Show HN: Kore – Stack based language where compiler is the reward function (github.com)

1 points by processorx ↗ HN
I built a stack-based programming language in Rust with Cranelift JIT, SPIR-V GPU backend.

Kore has ~140 tokens and 142 opcodes. Programs are sequences of stack operations — push values, apply functions, compose by concatenation. There's a proof checker that statically verifies stack effects and a capability system that gates side effects.

How I got here: I wanted to explore whether a compiler could serve as the reward function for training an LLM to write code. Most code-gen benchmarks use test suites or human eval. But if the compiler can verify correctness before execution — accept or reject in microseconds — you don't need a test harness at all.

That meant I needed two things: a language small enough for an LLM to learn the full vocabulary, and a security model that makes generated programs safe by construction.

The security model (P4: capabilities attenuate): Every side effect in Kore is gated by a capability — io for print/rand, fs for file access, exec for shell commands. The compiler auto-detects what a program needs and tags the binary. At runtime, you grant permissions explicitly (--allow io) or it won't run. When you spawn a sandboxed child, it gets parent_caps & requested_caps — it can never escalate.

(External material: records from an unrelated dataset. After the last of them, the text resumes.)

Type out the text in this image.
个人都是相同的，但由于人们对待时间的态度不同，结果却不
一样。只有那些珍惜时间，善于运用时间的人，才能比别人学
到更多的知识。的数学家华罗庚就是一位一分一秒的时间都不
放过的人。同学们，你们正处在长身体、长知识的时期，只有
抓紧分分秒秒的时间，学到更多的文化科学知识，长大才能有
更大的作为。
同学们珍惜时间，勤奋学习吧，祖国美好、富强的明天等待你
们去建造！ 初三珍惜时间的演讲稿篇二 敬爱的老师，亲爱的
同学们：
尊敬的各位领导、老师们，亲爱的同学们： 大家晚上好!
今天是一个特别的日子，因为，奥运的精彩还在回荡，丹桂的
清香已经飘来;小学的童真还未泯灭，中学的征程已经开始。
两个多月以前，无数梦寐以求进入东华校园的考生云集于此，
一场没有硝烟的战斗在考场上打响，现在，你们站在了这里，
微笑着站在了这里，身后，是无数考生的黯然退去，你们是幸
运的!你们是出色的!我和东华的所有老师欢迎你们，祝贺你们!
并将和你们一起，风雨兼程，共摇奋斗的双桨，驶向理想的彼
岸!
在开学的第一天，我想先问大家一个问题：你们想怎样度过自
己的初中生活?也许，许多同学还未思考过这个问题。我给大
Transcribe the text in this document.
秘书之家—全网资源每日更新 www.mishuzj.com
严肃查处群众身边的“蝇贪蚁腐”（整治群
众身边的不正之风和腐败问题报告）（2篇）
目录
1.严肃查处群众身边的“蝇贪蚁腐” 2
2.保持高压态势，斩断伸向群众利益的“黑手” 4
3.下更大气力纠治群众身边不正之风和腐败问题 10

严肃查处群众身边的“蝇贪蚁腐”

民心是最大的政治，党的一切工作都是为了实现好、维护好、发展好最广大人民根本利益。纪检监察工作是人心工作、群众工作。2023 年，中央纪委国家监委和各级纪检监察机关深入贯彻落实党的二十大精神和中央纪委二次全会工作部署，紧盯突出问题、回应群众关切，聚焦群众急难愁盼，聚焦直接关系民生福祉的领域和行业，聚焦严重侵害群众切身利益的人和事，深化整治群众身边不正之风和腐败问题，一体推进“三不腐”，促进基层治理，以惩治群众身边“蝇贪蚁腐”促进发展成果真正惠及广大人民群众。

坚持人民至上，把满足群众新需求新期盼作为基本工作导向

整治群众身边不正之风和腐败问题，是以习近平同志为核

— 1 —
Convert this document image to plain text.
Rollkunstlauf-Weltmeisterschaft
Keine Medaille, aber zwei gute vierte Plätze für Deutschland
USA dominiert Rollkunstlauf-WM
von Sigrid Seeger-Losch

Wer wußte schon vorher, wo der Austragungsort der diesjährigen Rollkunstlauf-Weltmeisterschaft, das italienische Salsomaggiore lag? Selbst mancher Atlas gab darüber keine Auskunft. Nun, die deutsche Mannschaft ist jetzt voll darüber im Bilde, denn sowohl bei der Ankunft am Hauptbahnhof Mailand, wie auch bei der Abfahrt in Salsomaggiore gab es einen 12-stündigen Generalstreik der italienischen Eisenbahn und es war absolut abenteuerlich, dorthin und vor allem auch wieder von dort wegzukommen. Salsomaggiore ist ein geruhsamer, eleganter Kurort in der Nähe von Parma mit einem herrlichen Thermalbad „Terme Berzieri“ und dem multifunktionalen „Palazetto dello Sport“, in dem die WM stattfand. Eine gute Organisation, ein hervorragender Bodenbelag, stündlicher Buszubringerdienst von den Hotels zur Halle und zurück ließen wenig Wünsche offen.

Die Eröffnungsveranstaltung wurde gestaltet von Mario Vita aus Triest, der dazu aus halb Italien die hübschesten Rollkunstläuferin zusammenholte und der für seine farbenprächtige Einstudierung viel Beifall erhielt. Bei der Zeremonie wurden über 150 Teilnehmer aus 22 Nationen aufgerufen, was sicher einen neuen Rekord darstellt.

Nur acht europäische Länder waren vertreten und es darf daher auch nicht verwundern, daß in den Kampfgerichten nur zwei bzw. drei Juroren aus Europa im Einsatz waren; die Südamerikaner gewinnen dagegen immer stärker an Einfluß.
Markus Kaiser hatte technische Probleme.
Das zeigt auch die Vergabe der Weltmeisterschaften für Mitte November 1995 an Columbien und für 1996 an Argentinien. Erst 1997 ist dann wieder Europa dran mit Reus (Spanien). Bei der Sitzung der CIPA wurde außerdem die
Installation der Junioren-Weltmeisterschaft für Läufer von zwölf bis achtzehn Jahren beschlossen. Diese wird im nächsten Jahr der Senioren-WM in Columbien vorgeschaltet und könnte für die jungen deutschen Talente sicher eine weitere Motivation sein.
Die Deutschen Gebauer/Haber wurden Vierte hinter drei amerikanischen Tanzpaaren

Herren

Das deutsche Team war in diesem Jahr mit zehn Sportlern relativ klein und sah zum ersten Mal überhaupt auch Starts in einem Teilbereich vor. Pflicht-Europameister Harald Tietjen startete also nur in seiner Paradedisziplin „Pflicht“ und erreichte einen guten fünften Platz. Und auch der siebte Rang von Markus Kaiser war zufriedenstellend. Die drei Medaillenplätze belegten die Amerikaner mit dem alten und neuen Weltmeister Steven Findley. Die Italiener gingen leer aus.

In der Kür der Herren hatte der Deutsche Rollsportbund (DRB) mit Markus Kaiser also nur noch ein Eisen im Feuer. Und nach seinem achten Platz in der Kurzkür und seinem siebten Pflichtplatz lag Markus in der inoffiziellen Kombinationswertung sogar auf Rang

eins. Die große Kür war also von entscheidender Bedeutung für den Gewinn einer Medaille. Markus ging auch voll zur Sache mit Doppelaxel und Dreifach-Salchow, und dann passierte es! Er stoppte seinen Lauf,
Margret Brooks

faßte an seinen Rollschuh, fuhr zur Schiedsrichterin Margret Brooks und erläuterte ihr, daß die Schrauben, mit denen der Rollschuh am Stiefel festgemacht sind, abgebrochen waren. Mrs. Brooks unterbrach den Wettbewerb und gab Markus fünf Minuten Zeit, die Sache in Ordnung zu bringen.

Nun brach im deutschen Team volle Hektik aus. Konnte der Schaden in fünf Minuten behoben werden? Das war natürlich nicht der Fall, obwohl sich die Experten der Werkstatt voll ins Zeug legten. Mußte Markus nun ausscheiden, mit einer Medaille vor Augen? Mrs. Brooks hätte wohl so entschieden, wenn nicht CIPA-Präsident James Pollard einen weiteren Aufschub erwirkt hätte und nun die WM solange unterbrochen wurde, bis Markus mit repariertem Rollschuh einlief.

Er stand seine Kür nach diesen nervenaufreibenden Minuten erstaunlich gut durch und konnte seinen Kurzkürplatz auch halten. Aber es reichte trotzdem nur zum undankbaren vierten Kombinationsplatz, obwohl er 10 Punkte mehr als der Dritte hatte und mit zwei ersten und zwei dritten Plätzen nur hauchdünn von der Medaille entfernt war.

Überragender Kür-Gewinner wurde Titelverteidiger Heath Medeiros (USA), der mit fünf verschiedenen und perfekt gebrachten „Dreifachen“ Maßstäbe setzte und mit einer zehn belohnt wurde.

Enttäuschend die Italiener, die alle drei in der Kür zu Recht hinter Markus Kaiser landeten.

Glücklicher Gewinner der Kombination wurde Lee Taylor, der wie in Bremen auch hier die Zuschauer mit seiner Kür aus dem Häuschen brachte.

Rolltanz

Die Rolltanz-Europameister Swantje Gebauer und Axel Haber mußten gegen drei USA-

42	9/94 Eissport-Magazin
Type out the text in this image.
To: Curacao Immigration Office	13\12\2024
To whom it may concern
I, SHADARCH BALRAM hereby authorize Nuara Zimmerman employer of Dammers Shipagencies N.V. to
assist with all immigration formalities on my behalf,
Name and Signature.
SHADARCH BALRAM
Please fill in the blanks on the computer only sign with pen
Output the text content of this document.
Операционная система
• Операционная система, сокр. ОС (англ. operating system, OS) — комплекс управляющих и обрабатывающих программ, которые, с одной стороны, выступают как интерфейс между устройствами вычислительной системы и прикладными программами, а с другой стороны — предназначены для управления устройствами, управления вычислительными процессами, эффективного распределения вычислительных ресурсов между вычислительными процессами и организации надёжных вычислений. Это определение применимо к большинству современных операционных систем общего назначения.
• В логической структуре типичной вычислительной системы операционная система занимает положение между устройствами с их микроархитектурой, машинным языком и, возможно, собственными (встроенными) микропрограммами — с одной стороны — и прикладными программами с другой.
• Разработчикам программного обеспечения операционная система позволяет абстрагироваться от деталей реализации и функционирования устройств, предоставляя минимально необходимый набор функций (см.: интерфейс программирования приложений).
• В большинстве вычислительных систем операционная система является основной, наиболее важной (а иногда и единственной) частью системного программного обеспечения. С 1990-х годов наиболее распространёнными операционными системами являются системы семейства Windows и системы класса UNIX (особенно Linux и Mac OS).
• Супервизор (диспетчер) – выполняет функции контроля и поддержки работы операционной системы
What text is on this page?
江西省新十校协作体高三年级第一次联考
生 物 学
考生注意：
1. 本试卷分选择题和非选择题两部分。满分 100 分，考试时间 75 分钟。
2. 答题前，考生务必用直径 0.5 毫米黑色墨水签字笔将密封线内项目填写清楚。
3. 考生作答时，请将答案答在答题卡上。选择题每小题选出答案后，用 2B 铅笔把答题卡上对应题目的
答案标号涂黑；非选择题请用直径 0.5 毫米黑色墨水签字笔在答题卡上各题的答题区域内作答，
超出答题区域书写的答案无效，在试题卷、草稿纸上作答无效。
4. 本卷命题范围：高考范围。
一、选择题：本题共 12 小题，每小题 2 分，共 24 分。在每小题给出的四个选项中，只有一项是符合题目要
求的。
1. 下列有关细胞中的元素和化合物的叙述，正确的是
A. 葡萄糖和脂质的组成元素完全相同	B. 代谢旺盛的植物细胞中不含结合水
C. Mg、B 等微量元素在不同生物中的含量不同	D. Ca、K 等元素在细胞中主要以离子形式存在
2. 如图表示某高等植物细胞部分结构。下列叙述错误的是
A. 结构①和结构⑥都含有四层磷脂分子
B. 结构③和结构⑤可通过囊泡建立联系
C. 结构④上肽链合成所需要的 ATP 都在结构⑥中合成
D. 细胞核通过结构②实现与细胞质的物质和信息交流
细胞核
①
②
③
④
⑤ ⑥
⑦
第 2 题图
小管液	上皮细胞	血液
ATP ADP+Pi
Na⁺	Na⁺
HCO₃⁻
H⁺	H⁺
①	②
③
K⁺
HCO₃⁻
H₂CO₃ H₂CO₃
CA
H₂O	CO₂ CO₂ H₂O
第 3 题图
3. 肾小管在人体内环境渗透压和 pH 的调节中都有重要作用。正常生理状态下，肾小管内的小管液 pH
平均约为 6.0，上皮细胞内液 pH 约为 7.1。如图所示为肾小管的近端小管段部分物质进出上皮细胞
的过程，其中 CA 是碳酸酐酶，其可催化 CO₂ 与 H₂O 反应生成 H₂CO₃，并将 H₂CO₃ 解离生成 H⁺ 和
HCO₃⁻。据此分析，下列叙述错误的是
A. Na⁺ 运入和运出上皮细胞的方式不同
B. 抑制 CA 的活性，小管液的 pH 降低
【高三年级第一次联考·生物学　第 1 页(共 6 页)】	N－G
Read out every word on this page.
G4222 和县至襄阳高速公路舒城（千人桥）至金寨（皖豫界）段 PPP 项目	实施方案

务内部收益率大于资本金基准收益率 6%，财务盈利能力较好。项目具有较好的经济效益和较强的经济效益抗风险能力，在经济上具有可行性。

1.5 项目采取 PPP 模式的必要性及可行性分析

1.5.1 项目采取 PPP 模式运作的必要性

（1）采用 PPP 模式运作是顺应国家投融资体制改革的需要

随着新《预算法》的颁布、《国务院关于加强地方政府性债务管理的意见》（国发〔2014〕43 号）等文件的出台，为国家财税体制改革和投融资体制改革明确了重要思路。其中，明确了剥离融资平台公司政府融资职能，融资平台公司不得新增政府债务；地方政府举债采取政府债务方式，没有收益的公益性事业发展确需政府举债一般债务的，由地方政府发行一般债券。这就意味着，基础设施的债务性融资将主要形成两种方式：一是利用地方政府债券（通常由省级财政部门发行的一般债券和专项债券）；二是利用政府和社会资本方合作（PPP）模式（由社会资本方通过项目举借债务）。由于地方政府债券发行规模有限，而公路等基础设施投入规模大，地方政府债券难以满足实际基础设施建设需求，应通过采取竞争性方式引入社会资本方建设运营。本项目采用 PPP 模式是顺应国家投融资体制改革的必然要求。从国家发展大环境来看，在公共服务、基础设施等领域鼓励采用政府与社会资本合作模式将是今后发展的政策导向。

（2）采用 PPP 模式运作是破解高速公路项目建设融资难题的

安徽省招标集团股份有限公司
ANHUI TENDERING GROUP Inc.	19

Pure programs (no capabilities) are deterministic and run on any backend.

This matters because an AI agent writing Kore tools gets compile-time proof that the tool can't touch the filesystem or exec shell commands. Not sandboxing — the proof checker rejects it statically.

I fine-tuned DeepSeek-R1-14B (QLoRA, Unsloth) on 478 curriculum tasks, it worked pretty well. Will probably try a MCTS+RL experiment to see if it can learn to write programs to solve games and optimization problems. The ultimate goal would be having it write its own compiler and self-host.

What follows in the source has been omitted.